Ce qui me plaît surtout ce sont les questions que je me pose à propos du texte et qui ne recevront jamais de réponse.
Nous voyons une action qui se déroule devant nous mais qui s'arrête car le propos de Montaigne n'est pas de nous raconter sa vie mais de réfléchir à partir de l'anecdote qu'il nous rapporte. Pourtant, l'histoire a eu une suite, une fin, une sorte de hors champ temporel qui lui donne une autre dimension, un prolongement muet.
Il y a tout qui n'est pas dit dans le texte, frustration à laquelle notre imagination va suppléer de sorte que ce texte pourrait devenir le sujet d'un roman ou d'une enquête : Que faisait ce gentilhomme protestant en pays catholique? Qui était-il? D'où venait-il? Qui essayait-il de rejoindre? Comment a-t-il eu l'idée de se joindre à la suite de Montaigne? Est-ce qu'il a été protégé jusqu'au bout? Montaigne l'a- t-il dénoncé? Comment a réagi le frère de Montaigne? Son entourage? Comment s'en est-il sorti?

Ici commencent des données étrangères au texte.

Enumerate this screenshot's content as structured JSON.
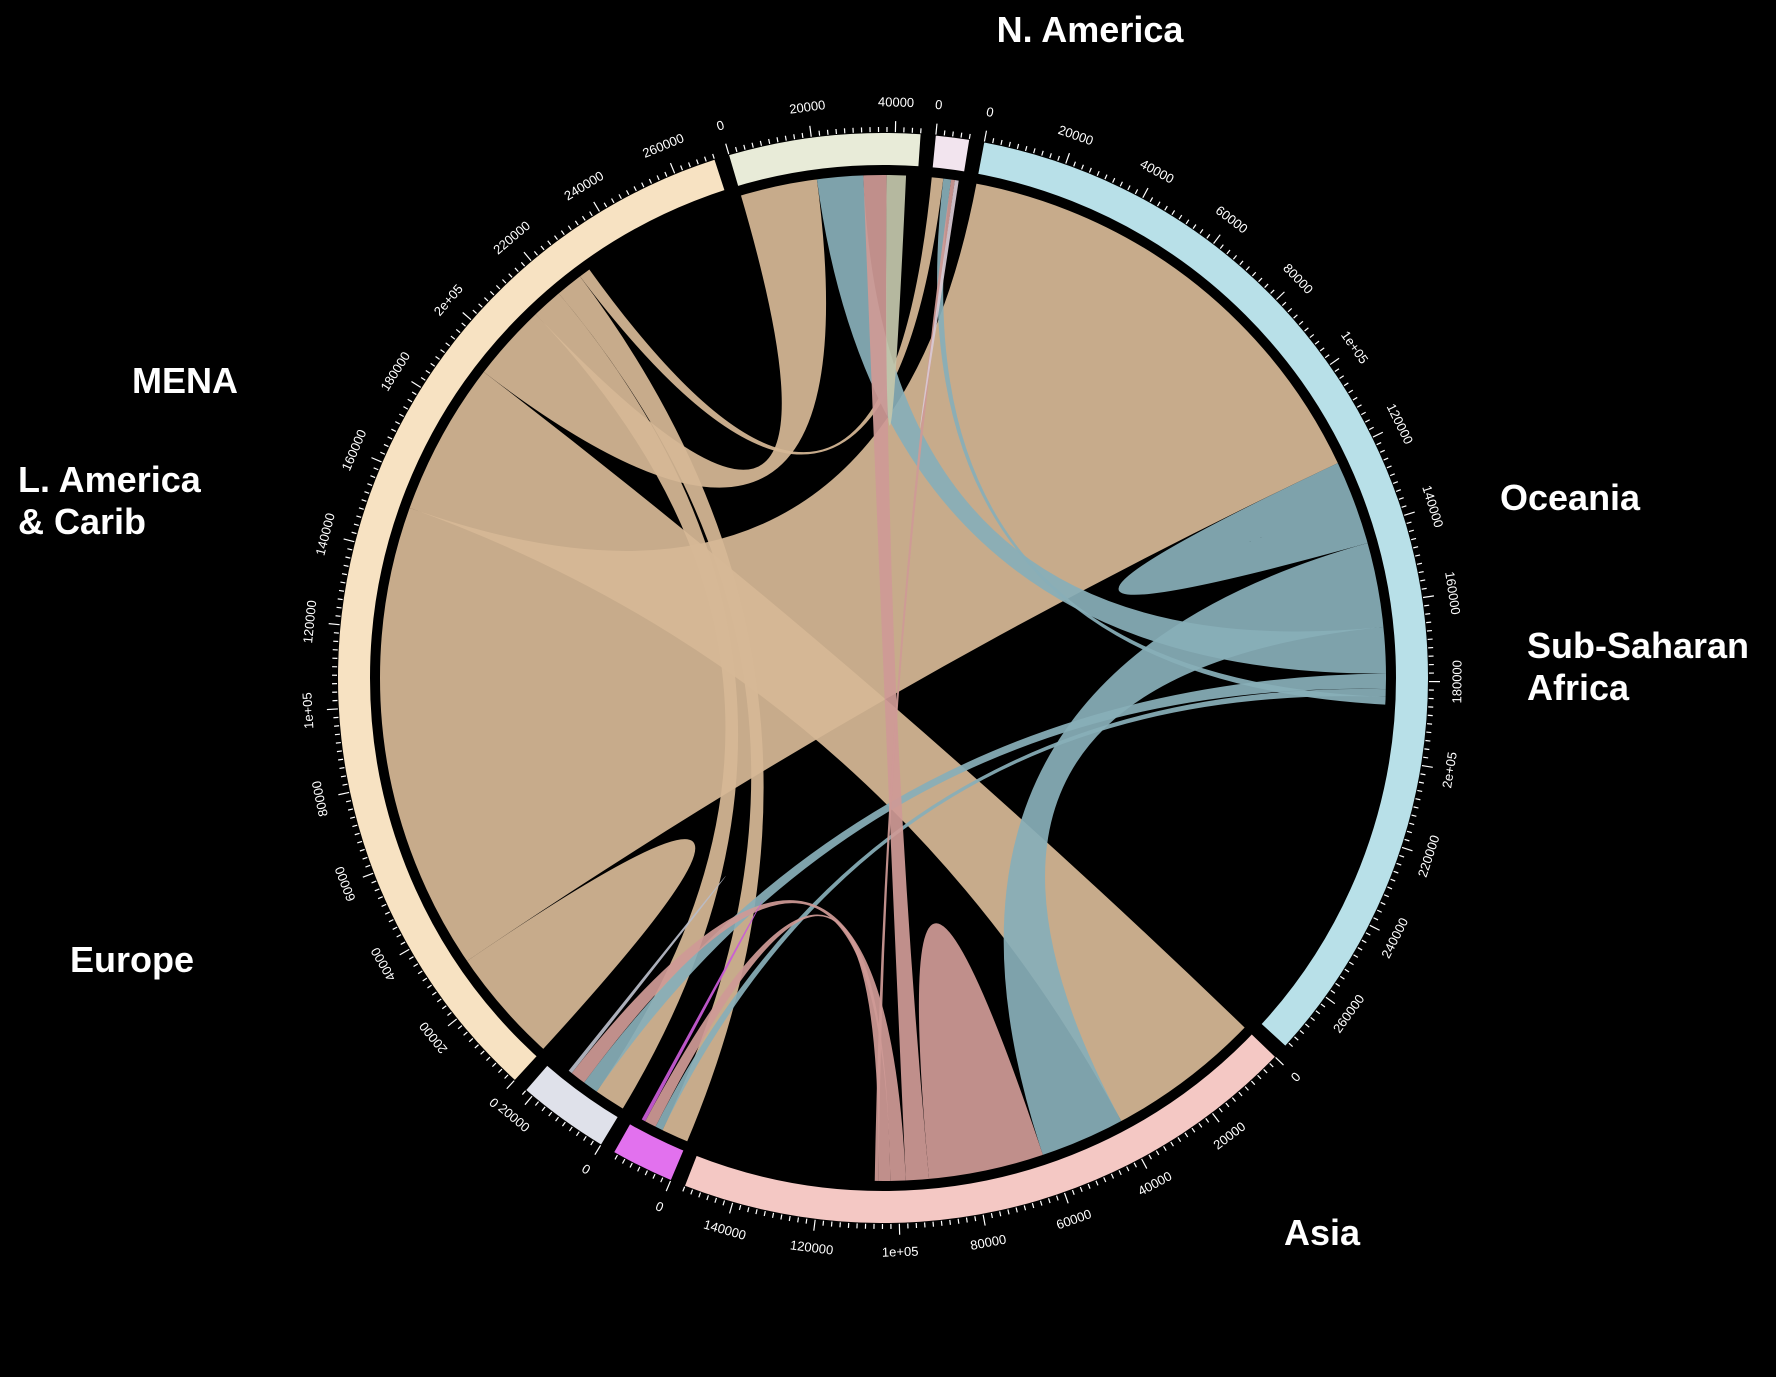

Et il y a aussi ce que cela révèle du caractère de l'auteur : Michel de Montaigne est, en effet, catholique, fidèle à son roi, il a été courtisan, a prêté  le serment en 1562- sans y avoir obligation- d'adhérer au formulaire catholique présenté par la Sorbonne.  Catholique donc! et il entend le rester moins par conviction que par refus de la nouveauté; il est plus facile de rester dans le parti où l'on est né, dit-il, que d'en changer! Conservatisme, diront les uns. Moi, j'y vois surtout le refus du fanatisme.
Et ce récit en est la preuve! Car le voici découvrant dans cet homme qui voyage avec lui, un protestant! Nous sommes  en plein milieu de guerres fratricides qui ont entraîné massacres et violences.  Il serait normal que la haine attise la haine. Pourtant ce que Montaigne éprouve envers cet homme, c'est de la pitié et même de l'empathie : Il semblait à ce pauvre homme... Ce qu'il éprouve c'est de l'incompréhension, de la tristesse, face à l'absurdité de la guerre qui doit nous amener à haïr notre voisin sous prétexte qu'il est du parti contraire au nôtre et ceci même si on le tient pour un  honnête gentilhomme et de bonne façon.
Ce qu'il tire de cette histoire c'est une leçon de philosopohie qui l'amène à cette prise de position courageuse contre la torture et à la critique de la justice qu'il est le seul à avoir osé présenter lors d'une visite royale.
Je me donne alors le plaisir d'avoir au moins une réponse à une de mes questions : Non! Montaigne n'a pas livré ce gentilhomme protestant aux soldats du roi!